Perhaps their certainty that they'll get to keep on doing what they do, for as long as producers will pay to have them do it, is why their target strategy seems so short-sighted. The film gives them something of a home base - a modest trailer park seemingly used for summer camps and lakeside vacations - but our murdering pals make the decision to kill the proprietors right away and leave the bodies to be found by their relatives (who are on their way for a visit). Surely the better business strategy would be to take over as the proprietors - in such an out-of-the-way location, you could probably keep up the ruse for quite a while - keep the place going and draw in your typical lodgers, vacationers, late-night passers-by. And then, y'know, do you your thing (read: murder). Norman Bates didn't get where he is today by leaving his crime scenes open to the public.

Then again, perhaps the Strangers are simply a nomadic people. Fair enough.

Those relatives arrive soon enough - middle-class couple Cindy (Christina Hendricks) and Mike (Martin Henderson), along with their pouty daughter Kinsey (Bailee Madison) and 35-year-old teenage son Luke (Lewis Pullman). The not-so-happy family is on its way to drop Kinsey off at boarding school - she wears her Ramones T-shirt off the shoulder, keeps a flannel tied around her waist, and smokes cigarettes, so you know she's a rebellious teen* - and are stopping off for the night at the trailer park.

* Time-traveling from the mid-1990s.

Their aunt and uncle run the place. Or did, rather, back when they were alive. Cindy, Mike and the kids initially think nothing of their hosts' absence - after all, they got a delayed start to their trip and arrived later than anticipated - and decide to settle in for the evening. Until there comes a knock at the door with a young woman - her face hidden by an unnatural shadow - on the porch, asking: "Is Tamara home?"

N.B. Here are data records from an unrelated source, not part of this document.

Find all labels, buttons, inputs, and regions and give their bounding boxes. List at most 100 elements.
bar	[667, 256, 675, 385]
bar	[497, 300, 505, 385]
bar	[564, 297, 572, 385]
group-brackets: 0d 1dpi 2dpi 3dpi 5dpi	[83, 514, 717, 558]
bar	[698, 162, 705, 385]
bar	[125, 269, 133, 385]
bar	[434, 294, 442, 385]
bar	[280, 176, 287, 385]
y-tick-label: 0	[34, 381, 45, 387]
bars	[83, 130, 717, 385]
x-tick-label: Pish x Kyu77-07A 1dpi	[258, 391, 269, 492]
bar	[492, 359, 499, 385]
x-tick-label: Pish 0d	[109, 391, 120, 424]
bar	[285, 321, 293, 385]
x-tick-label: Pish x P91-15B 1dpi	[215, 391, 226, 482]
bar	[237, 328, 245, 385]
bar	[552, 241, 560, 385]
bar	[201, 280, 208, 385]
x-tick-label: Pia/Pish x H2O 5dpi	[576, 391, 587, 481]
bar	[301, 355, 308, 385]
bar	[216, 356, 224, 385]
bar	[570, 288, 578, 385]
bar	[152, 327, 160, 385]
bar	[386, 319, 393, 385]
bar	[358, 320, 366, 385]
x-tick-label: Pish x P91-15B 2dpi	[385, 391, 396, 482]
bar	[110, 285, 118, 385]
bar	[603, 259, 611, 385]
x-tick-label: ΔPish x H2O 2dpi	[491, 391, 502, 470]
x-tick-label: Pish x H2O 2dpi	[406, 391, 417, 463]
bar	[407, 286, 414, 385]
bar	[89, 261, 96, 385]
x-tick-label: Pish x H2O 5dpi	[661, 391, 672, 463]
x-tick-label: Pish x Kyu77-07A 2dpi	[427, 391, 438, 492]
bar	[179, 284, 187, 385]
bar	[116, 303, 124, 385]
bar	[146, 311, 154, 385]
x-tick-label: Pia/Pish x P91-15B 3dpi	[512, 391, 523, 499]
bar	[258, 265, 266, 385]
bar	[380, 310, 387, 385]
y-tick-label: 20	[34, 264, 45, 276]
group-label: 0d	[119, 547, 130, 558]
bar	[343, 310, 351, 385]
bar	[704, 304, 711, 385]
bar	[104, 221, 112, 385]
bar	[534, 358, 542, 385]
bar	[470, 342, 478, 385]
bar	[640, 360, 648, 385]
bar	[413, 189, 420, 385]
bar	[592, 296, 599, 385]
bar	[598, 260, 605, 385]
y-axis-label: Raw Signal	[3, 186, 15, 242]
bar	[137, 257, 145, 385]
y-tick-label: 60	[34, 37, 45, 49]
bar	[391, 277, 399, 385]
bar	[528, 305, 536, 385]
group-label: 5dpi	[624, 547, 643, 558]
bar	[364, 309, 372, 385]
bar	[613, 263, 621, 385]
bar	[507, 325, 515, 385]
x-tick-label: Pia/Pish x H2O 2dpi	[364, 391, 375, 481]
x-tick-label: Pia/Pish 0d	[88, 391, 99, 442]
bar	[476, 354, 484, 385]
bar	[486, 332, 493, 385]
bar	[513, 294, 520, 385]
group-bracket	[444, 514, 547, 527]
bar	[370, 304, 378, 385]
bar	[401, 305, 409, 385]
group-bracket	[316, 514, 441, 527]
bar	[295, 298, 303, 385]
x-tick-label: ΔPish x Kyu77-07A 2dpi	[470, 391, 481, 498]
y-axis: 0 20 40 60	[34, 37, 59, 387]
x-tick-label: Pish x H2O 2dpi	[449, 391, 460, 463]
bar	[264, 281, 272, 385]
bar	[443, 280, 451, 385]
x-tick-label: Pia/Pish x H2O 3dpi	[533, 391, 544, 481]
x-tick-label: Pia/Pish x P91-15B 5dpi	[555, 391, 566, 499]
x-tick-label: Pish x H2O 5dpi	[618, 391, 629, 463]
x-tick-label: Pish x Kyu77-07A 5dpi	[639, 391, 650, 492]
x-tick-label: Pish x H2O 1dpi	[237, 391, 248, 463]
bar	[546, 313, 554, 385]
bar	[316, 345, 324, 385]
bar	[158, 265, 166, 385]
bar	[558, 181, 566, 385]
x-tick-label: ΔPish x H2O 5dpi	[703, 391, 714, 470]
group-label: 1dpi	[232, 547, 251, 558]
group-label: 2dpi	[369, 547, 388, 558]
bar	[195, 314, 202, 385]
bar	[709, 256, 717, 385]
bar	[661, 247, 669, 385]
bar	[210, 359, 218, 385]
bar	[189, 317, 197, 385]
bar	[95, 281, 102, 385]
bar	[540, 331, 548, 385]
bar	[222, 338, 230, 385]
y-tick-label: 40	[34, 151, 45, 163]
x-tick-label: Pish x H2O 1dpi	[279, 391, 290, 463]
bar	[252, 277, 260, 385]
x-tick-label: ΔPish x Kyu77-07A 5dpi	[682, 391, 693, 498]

The Strangers' M.O. has remained the same, and soon every member of the family will discover the rest of it. The film, co-written by original helmer Bertino and directed by Johannes Roberts (47 Meters Down, The Other Side of the Door), splits the characters up through the neighborhood and its adjacent woods. These characters are also the only people in the civilized world who all, every one of them, casually leave their cell phones on the kitchen table when they leave the house instead of desperately clutching them everywhere they go like normal people. Anyway, this is the film's method of removing any technological possibilities for escape. (The family arrives back at the trailer park and finds all their cell phones smashed to pieces. One wonders what the Strangers' plan might be if the phones were tightly holstered in their owners' pockets.)

The family inadvertently makes the killers' jobs more difficult - but, presumably, more fun? - by splitting themselves up, with one character or another storming out of the house to take a phone-less walk out into the woods and another character being sent after that character, and various family members getting separated and reunited and separated again as our trio gets to work.

Anyway, guess what happens when the local cop shows up.

That they were novices the first time around contributed to the Strangers' potency. But seeing them get up and dust themselves off every time their prey fights back - no matter how violently they fight back - and inevitably return for future installments no matter what supposedly happens to them, as they almost certainly will, makes them inherently less scary and less interesting. Even the name of their franchise seems, in light of their enhanced status, to be something of a misnomer. They're not strangers anymore. We've met. And they've worn out their welcome already.